A wire segment 1.2 m long carries a current I = 3.5 A

[Curious314]

Homework Statement

A wire segment 1.2 m long carries a current I = 3.5 A, and is oriented as shown in the figure. The +x-axis points directly into the page. A uniform magnetic field of magnitude 0.50 T pointing toward the -x direction is present as shown. What is the magnetic force vector on the wire segment?

Homework Equations

F_m=Il x B

l=1.2m

h sin θ
h cos θ

The Attempt at a Solution

1.2 sin 30° = 0.6m
1.2 cos 30°= 1.04m

F_m= I | i j k |
| 0 1.4m 0.6m |
|0.5T 0 0 |


=3.5 (0.3 j + 0.7 k)
= 1.05 j + 2.45 k

so that's my attempt... but is totally wrong, my answer is not near any of the options. Does anyone knows what am I doing wrong??

Thank you!

 

[TSny]

Does 1.2 sin (30) give you the y or the z component of the length?

Also, the direction of the length vector should be in the direction of the current. So, think about the signs of the y and z components of the length vector as well as the sign of the x-component of B.

 

[Curious314]

the Y component i think... not?

got you on the direction! I missed that

 

[TSny]

the Y component i think... not?

Yes, the y-component. But did you then substitute it into the correct location in the determinant?

 

[Curious314]

Thank you sooo much! :d

 

[Curious314]

Hello! So this is my lastest attemp:

Since I is a current in opposite direction, is -I (thanks Tsny!)

i j k
0 -0.6 -1.03
0.5T 0 0So:

-3.5[(-0.6*0)-(-1.03*0)]i-[(0*0)-(0.5*-1.03)]j+[(0*0)-(-0.6*0.5)]k

=-1.80j-1.05k

This are the numbers, but not the signs... What am I missing?

Thanks!

 

[TSny]

What is the sign of the x-component of B?

 

[Curious3141]

Hello! So this is my lastest attemp:

Since I is a current in opposite direction, is -I (thanks Tsny!)

i j k
0 -0.6 -1.03
0.5T 0 0


So:

-3.5[(-0.6*0)-(-1.03*0)]i-[(0*0)-(0.5*-1.03)]j+[(0*0)-(-0.6*0.5)]k

=-1.80j-1.05k

This are the numbers, but not the signs... What am I missing?

Thanks!

If the direction vector for the length of the wire is already being reckoned correctly (with the negative signs on the correct components), the current can just be taken as positive. You should use +3.5A rather than -3.5A.
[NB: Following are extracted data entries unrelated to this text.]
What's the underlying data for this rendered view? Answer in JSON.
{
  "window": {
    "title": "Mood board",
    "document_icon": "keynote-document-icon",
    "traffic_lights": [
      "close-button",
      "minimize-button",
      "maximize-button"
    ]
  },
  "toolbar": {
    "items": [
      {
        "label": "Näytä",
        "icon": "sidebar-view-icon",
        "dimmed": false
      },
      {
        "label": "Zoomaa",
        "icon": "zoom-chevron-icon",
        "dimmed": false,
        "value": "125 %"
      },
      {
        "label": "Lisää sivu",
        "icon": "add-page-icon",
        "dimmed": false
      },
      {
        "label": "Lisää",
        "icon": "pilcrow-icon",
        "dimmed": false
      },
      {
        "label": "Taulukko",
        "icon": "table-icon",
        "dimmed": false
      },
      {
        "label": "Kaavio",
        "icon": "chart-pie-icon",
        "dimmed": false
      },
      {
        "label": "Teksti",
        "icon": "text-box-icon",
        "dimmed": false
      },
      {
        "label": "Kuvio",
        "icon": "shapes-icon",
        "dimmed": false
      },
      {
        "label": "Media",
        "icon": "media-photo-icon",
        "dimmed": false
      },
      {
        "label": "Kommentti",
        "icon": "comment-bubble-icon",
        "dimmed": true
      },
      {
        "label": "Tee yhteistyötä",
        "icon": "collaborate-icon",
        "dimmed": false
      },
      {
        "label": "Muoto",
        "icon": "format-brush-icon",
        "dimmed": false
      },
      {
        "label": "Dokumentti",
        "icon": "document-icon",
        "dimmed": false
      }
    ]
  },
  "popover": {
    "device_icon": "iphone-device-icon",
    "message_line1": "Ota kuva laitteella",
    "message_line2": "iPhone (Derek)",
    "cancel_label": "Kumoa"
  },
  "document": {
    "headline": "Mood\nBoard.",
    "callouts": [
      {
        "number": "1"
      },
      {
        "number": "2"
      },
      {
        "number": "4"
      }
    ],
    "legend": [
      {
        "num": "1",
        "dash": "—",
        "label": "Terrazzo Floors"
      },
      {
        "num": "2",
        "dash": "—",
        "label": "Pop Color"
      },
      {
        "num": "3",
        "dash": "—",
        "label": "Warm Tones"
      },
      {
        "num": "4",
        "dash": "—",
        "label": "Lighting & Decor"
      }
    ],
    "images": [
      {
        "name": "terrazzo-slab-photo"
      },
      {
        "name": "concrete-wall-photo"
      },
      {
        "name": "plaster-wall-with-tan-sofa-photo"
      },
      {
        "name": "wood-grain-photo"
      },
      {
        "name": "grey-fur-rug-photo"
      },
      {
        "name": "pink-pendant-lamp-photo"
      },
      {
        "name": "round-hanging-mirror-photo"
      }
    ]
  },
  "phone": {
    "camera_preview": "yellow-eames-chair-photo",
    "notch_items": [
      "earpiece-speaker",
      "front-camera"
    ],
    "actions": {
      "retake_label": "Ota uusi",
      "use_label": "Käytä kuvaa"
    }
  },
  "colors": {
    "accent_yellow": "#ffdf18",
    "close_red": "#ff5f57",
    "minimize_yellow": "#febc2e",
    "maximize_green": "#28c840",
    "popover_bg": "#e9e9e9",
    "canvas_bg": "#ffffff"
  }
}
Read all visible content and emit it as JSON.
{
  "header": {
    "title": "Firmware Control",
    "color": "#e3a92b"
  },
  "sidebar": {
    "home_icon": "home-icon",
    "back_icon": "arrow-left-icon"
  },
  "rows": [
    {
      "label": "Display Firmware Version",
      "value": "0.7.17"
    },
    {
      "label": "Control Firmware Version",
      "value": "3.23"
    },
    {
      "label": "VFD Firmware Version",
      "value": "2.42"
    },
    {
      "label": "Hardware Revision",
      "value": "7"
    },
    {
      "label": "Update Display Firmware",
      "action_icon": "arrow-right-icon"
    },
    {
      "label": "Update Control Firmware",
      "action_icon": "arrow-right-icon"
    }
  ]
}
Also, your magnetic field strength should be -0.5i, since it's going in the negative x-direction (pointing directly out of the page).

I would suggest also that you save the simplification till the last step - otherwise you get rounding errors with the $\sqrt{3}$, for example.

You can check if your answer is in the correct orientation by using the right-hand rule.

BTW, interesting username.